Danielle was hard to argue with, and part of that was how impeccable she was personally. Small—about Annie’s size—delicate, her hair cut just so, in a sort of Louise Brooks bob. She had perfect skin, she wore clothes that were unusual and yet also elegant—Issey Miyake kind of clothes. Clothes that reeked of money. You couldn’t stand in front of her in blue jeans and insist on anything. “Really?” she’d say. It was never a question.
“Really?” she’d said to another shot Annie liked—a picture she’d taken of her own empty bed, the sheets tangled after she and Graham had made love, books scattered on the floor on either side of it. “A little too cluttered for me. And we’ve seen this kind of thing before, don’t you think?”
Well, Annie knew what she meant, but she had thought of the image as an evocation of the intimate, sexual heart of a marriage. She had wanted it to be the first thing people saw at the show.
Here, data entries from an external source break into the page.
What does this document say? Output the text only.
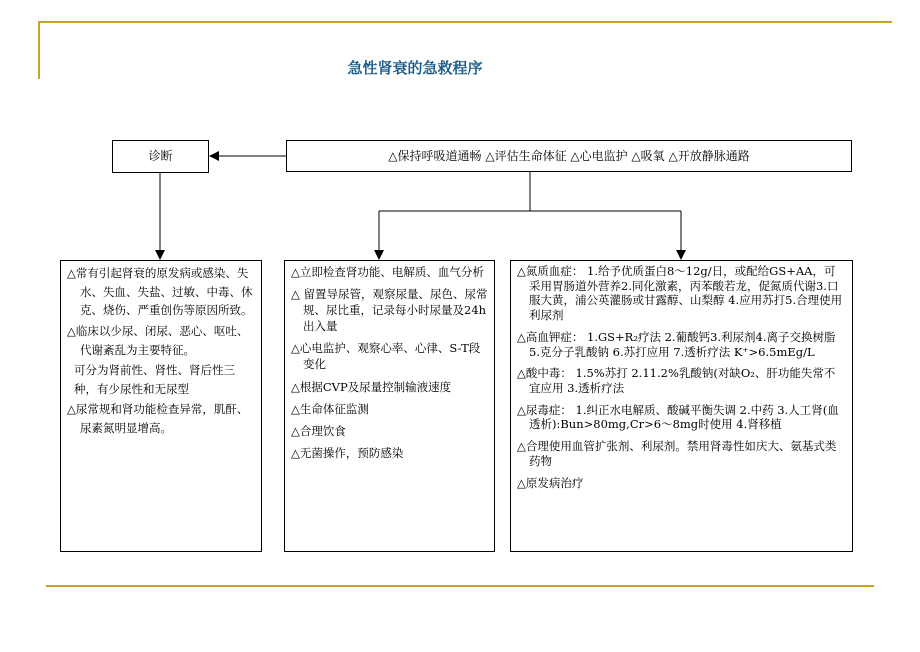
急性肾衰的急救程序
诊断	△保持呼吸道通畅 △评估生命体征 △心电监护 △吸氧 △开放静脉通路

△常有引起肾衰的原发病或感染、失水、失血、失盐、过敏、中毒、休克、烧伤、严重创伤等原因所致。

△临床以少尿、闭尿、恶心、呕吐、代谢紊乱为主要特征。

可分为肾前性、肾性、肾后性三种，有少尿性和无尿型

△尿常规和肾功能检查异常，肌酐、尿素氮明显增高。

△立即检查肾功能、电解质、血气分析

△ 留置导尿管，观察尿量、尿色、尿常规、尿比重，记录每小时尿量及24h出入量

△心电监护、观察心率、心律、S-T段变化

△根据CVP及尿量控制输液速度

△生命体征监测

△合理饮食

△无菌操作，预防感染

△氮质血症： 1.给予优质蛋白8～12g/日，或配给GS+AA，可采用胃肠道外营养2.同化激素，丙苯酸若龙，促氮质代谢3.口服大黄，浦公英灌肠或甘露醇、山梨醇 4.应用苏打5.合理使用利尿剂

△高血钾症： 1.GS+R₂疗法 2.葡酸钙3.利尿剂4.离子交换树脂 5.克分子乳酸钠 6.苏打应用 7.透析疗法 K⁺>6.5mEg/L

△酸中毒： 1.5%苏打 2.11.2%乳酸钠(对缺O₂、肝功能失常不宜应用 3.透析疗法

△尿毒症： 1.纠正水电解质、酸碱平衡失调 2.中药 3.人工肾(血透析):Bun>80mg,Cr>6～8mg时使用 4.肾移植

△合理使用血管扩张剂、利尿剂。禁用肾毒性如庆大、氨基式类药物

△原发病治疗
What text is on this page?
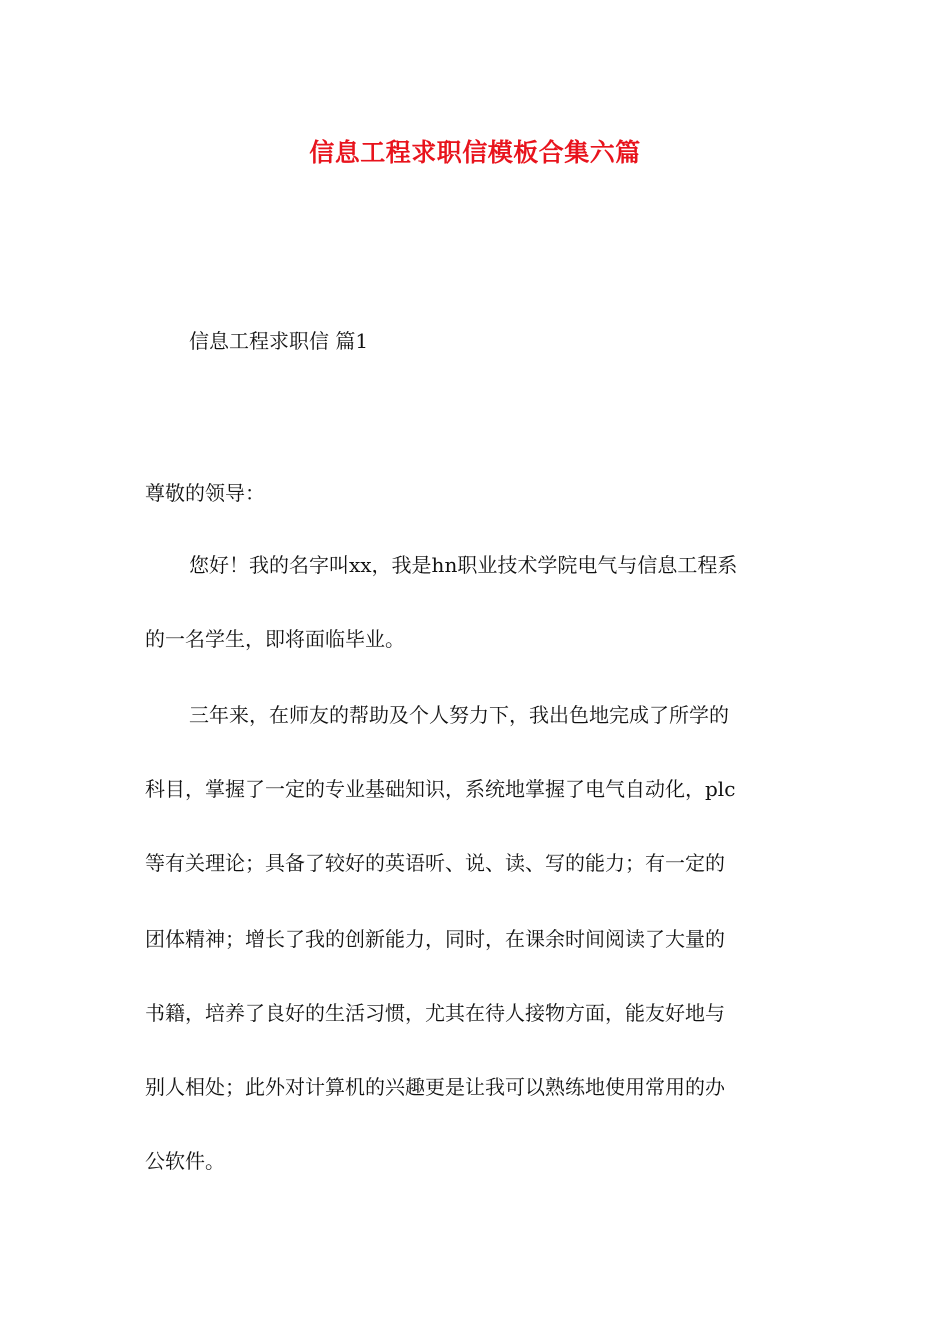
信息工程求职信模板合集六篇
信息工程求职信 篇1
尊敬的领导：
您好！我的名字叫xx，我是hn职业技术学院电气与信息工程系
的一名学生，即将面临毕业。
三年来，在师友的帮助及个人努力下，我出色地完成了所学的
科目，掌握了一定的专业基础知识，系统地掌握了电气自动化，plc
等有关理论；具备了较好的英语听、说、读、写的能力；有一定的
团体精神；增长了我的创新能力，同时，在课余时间阅读了大量的
书籍，培养了良好的生活习惯，尤其在待人接物方面，能友好地与
别人相处；此外对计算机的兴趣更是让我可以熟练地使用常用的办
公软件。
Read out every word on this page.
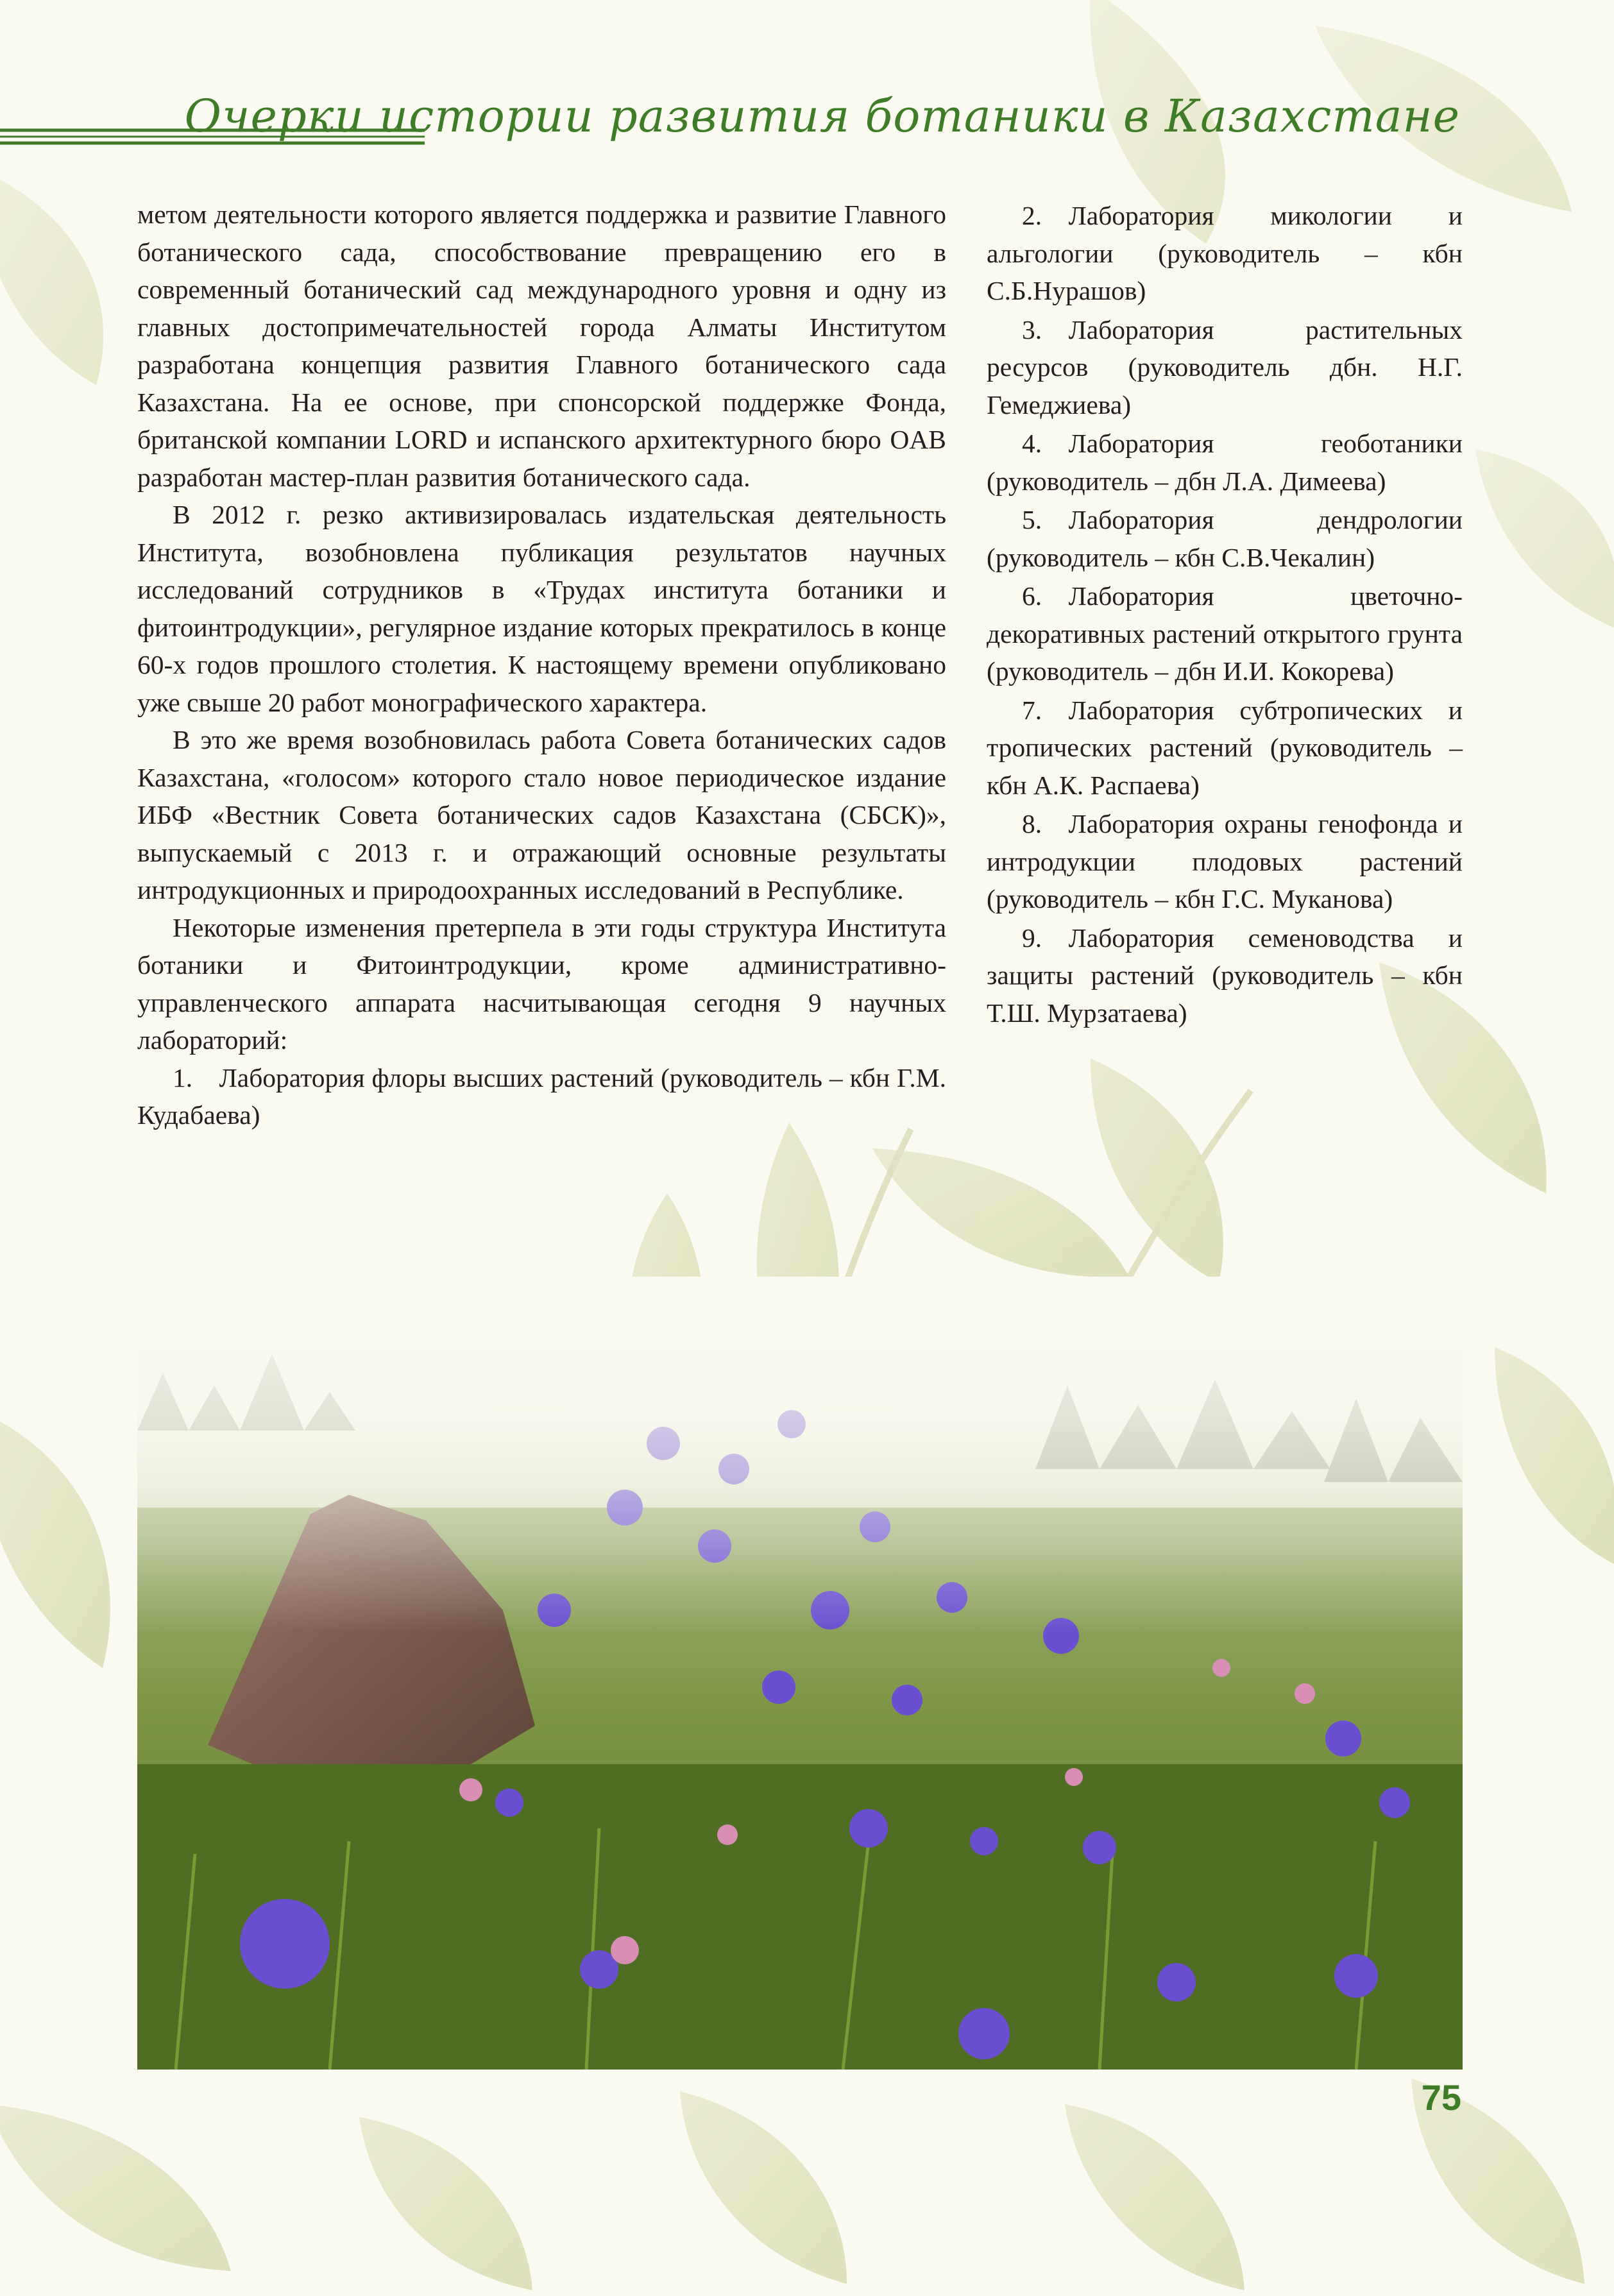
Очерки истории развития ботаники в Казахстане

метом деятельности которого является поддержка и развитие Главного ботанического сада, способствование превращению его в современный ботанический сад международного уровня и одну из главных достопримечательностей города Алматы Институтом разработана концепция развития Главного ботанического сада Казахстана. На ее основе, при спонсорской поддержке Фонда, британской компании LORD и испанского архитектурного бюро OAB разработан мастер-план развития ботанического сада.

В 2012 г. резко активизировалась издательская деятельность Института, возобновлена публикация результатов научных исследований сотрудников в «Трудах института ботаники и фитоинтродукции», регулярное издание которых прекратилось в конце 60-х годов прошлого столетия. К настоящему времени опубликовано уже свыше 20 работ монографического характера.

В это же время возобновилась работа Совета ботанических садов Казахстана, «голосом» которого стало новое периодическое издание ИБФ «Вестник Совета ботанических садов Казахстана (СБСК)», выпускаемый с 2013 г. и отражающий основные результаты интродукционных и природоохранных исследований в Республике.

Некоторые изменения претерпела в эти годы структура Института ботаники и Фитоинтродукции, кроме административно-управленческого аппарата насчитывающая сегодня 9 научных лабораторий:

1. Лаборатория флоры высших растений (руководитель – кбн Г.М. Кудабаева)

2. Лаборатория микологии и альгологии (руководитель – кбн С.Б.Нурашов)

3. Лаборатория растительных ресурсов (руководитель дбн. Н.Г. Гемеджиева)

4. Лаборатория геоботаники (руководитель – дбн Л.А. Димеева)

5. Лаборатория дендрологии (руководитель – кбн С.В.Чекалин)

6. Лаборатория цветочно-декоративных растений открытого грунта (руководитель – дбн И.И. Кокорева)

7. Лаборатория субтропических и тропических растений (руководитель – кбн А.К. Распаева)

8. Лаборатория охраны генофонда и интродукции плодовых растений (руководитель – кбн Г.С. Муканова)

9. Лаборатория семеноводства и защиты растений (руководитель – кбн Т.Ш. Мурзатаева)

75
They’d agreed on several other shots of farmhouse interiors, tidier, cleaner, but in their own way just as arresting—maybe even disturbing. One had dozens of gnomelike figures set everywhere, as though they were observing or supervising the life of the absent inhabitants—or taking over, which was how Annie liked to think of it. Another was of a kitchen saturated with color and busy with pattern, every shelf covered with flowered paper, the walls with cheerful or kitschy mottoes. The chairs at the table were cushioned in gingham, and hanging on the wall over all of this was the picture of a gorgeous, Aryan Jesus Christ, looking down with forgiving pale-blue eyes while he held open the bosom of his white robe to reveal, through a tidy opening, his valentine-shaped heart, a vibrant orange-red. After they’d agreed on several more like these, Danielle had yielded to Annie on three or four of her favorites.
Once she’d finished wrapping the framed photographs, it took Annie a long time to load the car—one picture at a time, up and down the three dark flights of sloping stairs over and over, once nearly tripping on one of the loose aluminum strips nailed along the outer edge of each step. When she turned to shut her studio door for the last time, carrying the last photograph, she was startled at how barren the room looked, how emptied out.
It was after two by now, and she was tired and hungry. She drove to the South End, and then through its streets of bow-fronted brick town houses, most of them renovated—the outward signs of that being the polished brass of the door hardware, the fresh black of the wrought-iron fences and ornate railings, the chic plantings in the tiny front yards.